The BitBroker catalog performs the following specific functions:
- Records the existence of all domain entity instances
- Marshals all domain data into a published entity type enumeration
- Presents a small set of global attributes in a consistent manner
- Ensures data representation consistency between entity specific properties
- Arbitrates the key spaces of the domain systems managed by data connectors
- Offers consistent listing, enumeration and search semantics over all entries via the Consumer API
- Acts as the bridge to the connected domain systems
- Removes the need for users to understand where the source data originated from
- Blends data from multiple data connectors for the same entity type
- Provides key arbitration between multiple data connectors
- Maximizes data interoperability
Consumer access to the the catalog is via its own API, which is a part of the Consumer API.
Data vs Metadata
The catalog is a place to store metadata about entity instances. Consumer use the catalog to search and discover entity instances which are needed for their applications. Once an entity instance has been discovered, its details can be obtained via calls to the relevant part of the Consumer API.

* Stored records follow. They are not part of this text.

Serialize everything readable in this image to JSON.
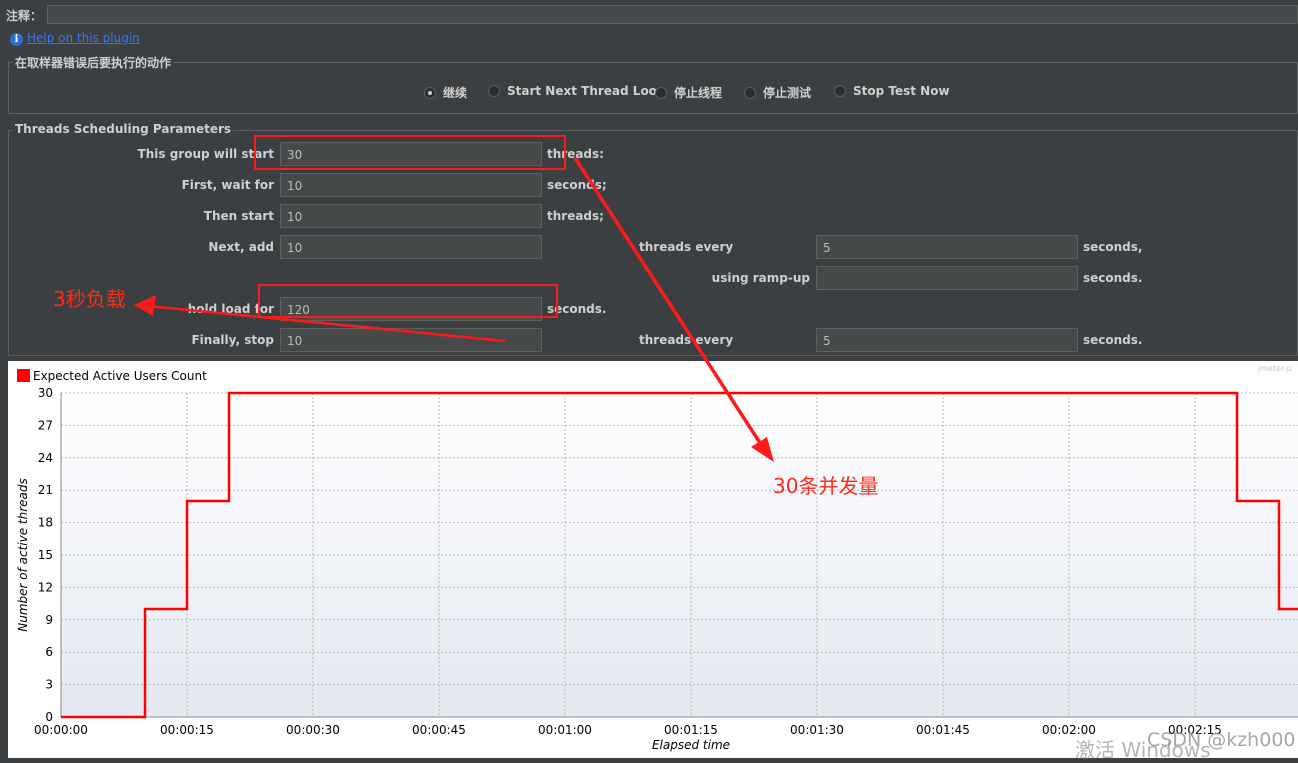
{
  "top": {
    "comment_label": "注释：",
    "help_link": "Help on this plugin"
  },
  "sampler_error": {
    "title": "在取样器错误后要执行的动作",
    "options": [
      {
        "label": "继续",
        "selected": true
      },
      {
        "label": "Start Next Thread Loop",
        "selected": false
      },
      {
        "label": "停止线程",
        "selected": false
      },
      {
        "label": "停止测试",
        "selected": false
      },
      {
        "label": "Stop Test Now",
        "selected": false
      }
    ]
  },
  "scheduling": {
    "title": "Threads Scheduling Parameters",
    "start_label": "This group will start",
    "start_value": "30",
    "start_unit": "threads:",
    "wait_label": "First, wait for",
    "wait_value": "10",
    "wait_unit": "seconds;",
    "then_label": "Then start",
    "then_value": "10",
    "then_unit": "threads;",
    "next_label": "Next, add",
    "next_value": "10",
    "next_every_label": "threads every",
    "next_every_value": "5",
    "next_every_unit": "seconds,",
    "rampup_label": "using ramp-up",
    "rampup_value": "",
    "rampup_unit": "seconds.",
    "hold_label": "hold load for",
    "hold_value": "120",
    "hold_unit": "seconds.",
    "stop_label": "Finally, stop",
    "stop_value": "10",
    "stop_every_label": "threads every",
    "stop_every_value": "5",
    "stop_every_unit": "seconds."
  },
  "annotations": {
    "hold_note": "3秒负载",
    "concurrency_note": "30条并发量",
    "color": "#ff1a1a"
  },
  "chart_data": {
    "type": "line",
    "legend": [
      "Expected Active Users Count"
    ],
    "series": [
      {
        "name": "Expected Active Users Count",
        "color": "#ff0000",
        "points": [
          [
            0,
            0
          ],
          [
            10,
            0
          ],
          [
            10,
            10
          ],
          [
            15,
            10
          ],
          [
            15,
            20
          ],
          [
            20,
            20
          ],
          [
            20,
            30
          ],
          [
            140,
            30
          ],
          [
            140,
            20
          ],
          [
            145,
            20
          ],
          [
            145,
            10
          ],
          [
            150,
            10
          ]
        ]
      }
    ],
    "xlabel": "Elapsed time",
    "ylabel": "Number of active threads",
    "xlim": [
      0,
      150
    ],
    "ylim": [
      0,
      30
    ],
    "xticks": [
      0,
      15,
      30,
      45,
      60,
      75,
      90,
      105,
      120,
      135
    ],
    "xtick_labels": [
      "00:00:00",
      "00:00:15",
      "00:00:30",
      "00:00:45",
      "00:01:00",
      "00:01:15",
      "00:01:30",
      "00:01:45",
      "00:02:00",
      "00:02:15"
    ],
    "yticks": [
      0,
      3,
      6,
      9,
      12,
      15,
      18,
      21,
      24,
      27,
      30
    ],
    "grid": true,
    "corner_text": "jmeter-p"
  },
  "watermark": {
    "left": "激活 Windows",
    "right": "CSDN @kzh000"
  },
  "colors": {
    "panel_bg": "#3c3f41",
    "field_bg": "#45494a",
    "link": "#2f7bff",
    "series_red": "#ff0000"
  }
}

When consumers obtain a detailed record about a particular entity instance, BitBroker will ask it’s submitting data connector directly for it’s live and on-demand information via a webhook. It will then merge this with the catalog record and return the whole to the consumer. The consumer is unaware of the existence of data connectors and even that some data is being drawn on-demand from another system.
What exactly is the difference between metadata and data in this context?
What data should you store in the catalog and what data should you retain for webhook callbacks? There is no right or wrong answer to this question. Typically, you should aim to store information which has a slow change rate in the catalog and retain other information for a callback.
Here are some examples of how this might operate in practice:
Entity Type | Catalog Data | Live Webhook Data |
---|---|---|
thermometer |
location , range , unit |
value |
bus |
route , seats , operator |
location |
car-park |
name , location , capacity |
occupancy |
To be clear, data connectors can store everything in the catalog. This has the advantage that everything becomes searchable and they no longer need to host a webhook.
But, on the flip side, they have taken on the burden of sending constant updates to the catalog in order to keep it up to date. Here, the catalog is always likely to be a temporally lagging copy of the source stores.
Ultimately, the decision on how you use the catalog is up to the coordinators and data connector authors.